A few bold measures would send the message that the government is serious about scaling down the public sector. The solution is not more taxes to pay for poor quality services and over-staffed state organizations, the result of years of clientele politics in which the party in power appointed its friends to taxpayer-financed jobs. Greece needs more effective tax collection, together with the provision of a safety net for the rising numbers of the economically vulnerable.

But economic measures are surely not enough; in drama, as ancient Greeks knew, you need catharsis. In today’s Greece, this means that people who have mismanaged public funds should be brought to justice. Neither of the main political parties has been enthusiastic about this, because they fear the unpleasant surprises from opening such a Pandora’s box. The creation of a national unity government, with a specific program of limited duration, would help to restore public confidence and broaden support for politically difficult measures, notably the elimination of public sector jobs.

For the heavily indebted and uncompetitive economies of the European periphery, fiscal consolidation and structural reform — the mantras of I.M.F. economists — are a must. But what is the right dose of austerity? Too much could be economically counterproductive. Public tolerance of austerity may be reaching the breaking point.

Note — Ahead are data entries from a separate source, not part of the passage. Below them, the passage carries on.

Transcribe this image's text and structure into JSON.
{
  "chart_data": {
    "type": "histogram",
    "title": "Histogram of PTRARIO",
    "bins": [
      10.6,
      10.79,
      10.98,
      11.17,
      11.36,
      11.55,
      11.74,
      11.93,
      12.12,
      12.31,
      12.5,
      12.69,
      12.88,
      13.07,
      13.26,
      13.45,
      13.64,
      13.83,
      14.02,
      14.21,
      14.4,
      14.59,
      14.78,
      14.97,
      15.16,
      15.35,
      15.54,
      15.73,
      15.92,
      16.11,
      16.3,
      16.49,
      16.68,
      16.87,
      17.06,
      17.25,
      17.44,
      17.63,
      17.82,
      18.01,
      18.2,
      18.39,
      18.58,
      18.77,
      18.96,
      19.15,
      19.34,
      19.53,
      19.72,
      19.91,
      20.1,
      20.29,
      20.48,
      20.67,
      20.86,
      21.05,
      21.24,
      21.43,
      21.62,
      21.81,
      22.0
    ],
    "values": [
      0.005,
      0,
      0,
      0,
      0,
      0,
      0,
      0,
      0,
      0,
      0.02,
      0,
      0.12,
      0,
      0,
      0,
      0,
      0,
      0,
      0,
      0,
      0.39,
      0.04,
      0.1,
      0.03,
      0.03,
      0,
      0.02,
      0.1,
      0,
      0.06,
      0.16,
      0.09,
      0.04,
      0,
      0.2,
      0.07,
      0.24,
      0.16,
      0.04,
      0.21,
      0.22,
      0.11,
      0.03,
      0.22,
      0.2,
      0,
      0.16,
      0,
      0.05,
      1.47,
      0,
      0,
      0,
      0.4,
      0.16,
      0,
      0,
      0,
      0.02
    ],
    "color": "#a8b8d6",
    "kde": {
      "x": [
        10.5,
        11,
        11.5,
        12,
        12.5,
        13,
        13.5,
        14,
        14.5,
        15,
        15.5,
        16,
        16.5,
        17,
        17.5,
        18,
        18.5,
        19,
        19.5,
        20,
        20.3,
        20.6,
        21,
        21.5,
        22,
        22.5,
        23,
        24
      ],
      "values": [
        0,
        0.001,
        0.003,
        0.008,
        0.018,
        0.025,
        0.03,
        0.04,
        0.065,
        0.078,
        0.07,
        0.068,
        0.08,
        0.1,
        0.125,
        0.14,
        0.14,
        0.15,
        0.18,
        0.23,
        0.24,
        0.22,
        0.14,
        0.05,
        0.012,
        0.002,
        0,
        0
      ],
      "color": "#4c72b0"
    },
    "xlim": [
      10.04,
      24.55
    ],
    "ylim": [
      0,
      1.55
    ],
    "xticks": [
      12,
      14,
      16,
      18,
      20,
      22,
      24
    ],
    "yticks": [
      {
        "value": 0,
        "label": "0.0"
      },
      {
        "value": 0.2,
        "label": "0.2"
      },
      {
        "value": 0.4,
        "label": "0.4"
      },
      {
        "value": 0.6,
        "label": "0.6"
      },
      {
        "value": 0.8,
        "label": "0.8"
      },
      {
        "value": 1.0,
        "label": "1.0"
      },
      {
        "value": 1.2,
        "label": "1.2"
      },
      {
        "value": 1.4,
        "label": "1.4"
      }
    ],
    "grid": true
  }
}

Growth is the key: without it, any adjustment program is doomed to fail. In trying to cut bureaucratic tape, Greek politicians will need to create an environment that is propitious to investment, which has not been the case for many years. European funds for investment could bolster the determination of local politicians to proceed with structural reform. Some in Europe are already talking about a new Marshall Plan for financially embattled countries. Solidarity with strings attached is a politically intelligent form of investment.

The sovereign debt problem in several European countries, including Greece, raises the question of who should pay for the accumulated mistakes of the past — taxpayers or private creditors — and how much of the burden each country should bear. We need a political agreement on these questions, instead of piecemeal measures that leave politicians two steps behind the bond markets.

Greece is at a dangerous crossroads. Other countries — Portugal, Ireland, maybe Spain — are coming behind it. The consequences of excessive borrowing and consumption, of the bursting of the credit bubble, have caught up with us. If we fail to deal with them effectively, the achievements of decades of increasing integration and shared sovereignty in postwar Europe may no longer be taken for granted.

Loukas Tsoukalis is a professor of European integration at the University of Athens and the president of the Hellenic Foundation for European and Foreign Policy and president of ELIAMEP.